Chapter 1
Le Silence des Ailes Brisées
Dans le village paisible de Lumina, les fées, jadis vibrantes de vie, tombent malades ou meurent. Une panique s'empare de la communauté, les murmures accusateurs se tournent vers la famille Vampirest.
Le village de Lumina, niché au creux d'une vallée baignée d'une lumière perpétuelle, n'avait jamais connu la noirceur. Ses maisons, faites de bois clair et de pierre moussue, semblaient pousser naturellement du sol, leurs toits ornés de fleurs luminescentes qui ne fanent jamais. Les ruisseaux y chantaient des mélodies cristallines, et l'air embaumait le miel et la sève. C'était un havre de paix où les créatures de toutes sortes – fées aux ailes irisées, loups-garous aux rires tonitruants, elfes aux doigts agiles, et bien sûr, la famille Vampirest, dont la peau pâle et les yeux vifs contrastaient avec la luminosité ambiante – vivaient en une harmonie fragile mais sincère.
Pourtant, depuis quelques semaines, une ombre s'était insinuée dans ce paradis. Les chants des fées s'étaient tus, remplacés par des sanglots étouffés. Leurs ailes, autrefois vibrantes de couleurs chatoyantes, commençaient à s'affaisser, leur éclat à pâlir. Elles tombaient malades, l'une après l'autre, leur énergie vitale s'épuisant comme une bougie qu'on aurait négligemment laissée trop près du vent. Certaines s'évanouissaient, plongées dans un sommeil profond duquel nul ne semblait capable de les tirer. D'autres, les plus malchanceuses, ne se réveillaient jamais.
La panique avait gagné Lumina comme un feu de forêt. Les murmures s'étaient transformés en accusations voilées, puis en cris ouverts. Et comme il est souvent plus facile de pointer du doigt l'étranger, le familier mais différent, tous les regards s'étaient tournés vers le manoir ancestral de la famille Vampirest, perché sur une colline surplombant le village. Leurs habitudes nocturnes, leur nature même, toujours sujette à l'incompréhension, faisaient d'eux des boucs émissaires parfaits.

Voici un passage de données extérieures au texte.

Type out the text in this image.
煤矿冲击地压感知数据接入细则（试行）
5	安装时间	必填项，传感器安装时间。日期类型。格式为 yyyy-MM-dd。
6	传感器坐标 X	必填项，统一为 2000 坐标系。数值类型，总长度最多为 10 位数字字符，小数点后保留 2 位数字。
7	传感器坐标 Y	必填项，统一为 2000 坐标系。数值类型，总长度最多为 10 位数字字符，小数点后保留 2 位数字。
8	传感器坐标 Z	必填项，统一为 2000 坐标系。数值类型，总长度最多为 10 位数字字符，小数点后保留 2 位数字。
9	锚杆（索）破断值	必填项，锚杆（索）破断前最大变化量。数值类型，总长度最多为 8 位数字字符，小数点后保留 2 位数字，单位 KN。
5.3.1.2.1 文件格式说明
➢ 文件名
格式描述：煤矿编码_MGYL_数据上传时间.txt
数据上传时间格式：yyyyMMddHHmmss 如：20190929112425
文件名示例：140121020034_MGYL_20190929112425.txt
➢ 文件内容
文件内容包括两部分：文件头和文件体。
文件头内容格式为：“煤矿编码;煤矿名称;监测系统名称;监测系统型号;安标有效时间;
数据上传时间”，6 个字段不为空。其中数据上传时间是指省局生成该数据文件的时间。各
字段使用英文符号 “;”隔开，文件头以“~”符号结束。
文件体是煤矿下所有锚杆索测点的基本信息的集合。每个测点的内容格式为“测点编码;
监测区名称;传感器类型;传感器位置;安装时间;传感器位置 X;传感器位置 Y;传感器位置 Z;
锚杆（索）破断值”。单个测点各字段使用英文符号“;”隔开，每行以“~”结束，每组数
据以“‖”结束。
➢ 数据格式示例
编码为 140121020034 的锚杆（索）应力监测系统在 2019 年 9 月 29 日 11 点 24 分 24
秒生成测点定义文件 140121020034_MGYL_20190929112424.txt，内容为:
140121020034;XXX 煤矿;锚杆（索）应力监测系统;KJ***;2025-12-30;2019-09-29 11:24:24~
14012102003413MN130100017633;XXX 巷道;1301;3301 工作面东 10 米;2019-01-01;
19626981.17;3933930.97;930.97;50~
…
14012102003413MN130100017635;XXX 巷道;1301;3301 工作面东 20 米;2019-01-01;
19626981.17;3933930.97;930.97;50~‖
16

Elara Vampirest, jeune femme d'une beauté éthérée aux longs cheveux d'ébène et aux yeux d'un rouge profond, sentait le poids des regards peser sur elle comme une chape de plomb. Elle se tenait près de la fenêtre de sa chambre, dominant le village qui semblait désormais hostile. La cité, autrefois source de joie, lui rappelait maintenant les accusations qui pleuvaient sur sa famille. "C'est leur faute," disait-on dans les ruelles. "Les Vampirest sont responsables de la maladie des fées. Leur sang impur empoisonne notre monde."
Ces mots lui transperçaient le cœur. Elle connaissait sa famille. Elle connaissait leur honneur, leur respect pour les habitants de Lumina, malgré les différences. Sa mère, la matriarche au regard d'acier, avait toujours œuvré pour la paix. Son père, malgré sa réserve, était un pilier de la communauté. Et elle-même, Elara, bien qu'encore jeune, avait toujours ressenti une profonde connexion avec les fées, admirant leur légèreté et leur joie de vivre. La culpabilité qu'on leur attribuait était une aberration, une cruauté insupportable.
"Ils ne comprennent pas," murmura Elara, sa voix rauque d'émotion. Elle se serra les bras, sentant le frisson parcourir sa peau, non pas de froid, mais d'une angoisse profonde. "Nous n'avons rien à voir avec ça. Rien du tout."
Elle se retourna, son regard balayant la pièce. Des livres anciens aux reliures usées étaient empilés sur des étagères. Des parchemins jaunis s'étalaient sur un bureau massif. L'atmosphère de la pièce, imprégnée des senteurs de cire et de vieux papier, était celle d'un savoir ancestral, d'une histoire riche et complexe. L'histoire des Vampirest. Une histoire qui, elle le savait, n'incluait aucune malice envers les fées.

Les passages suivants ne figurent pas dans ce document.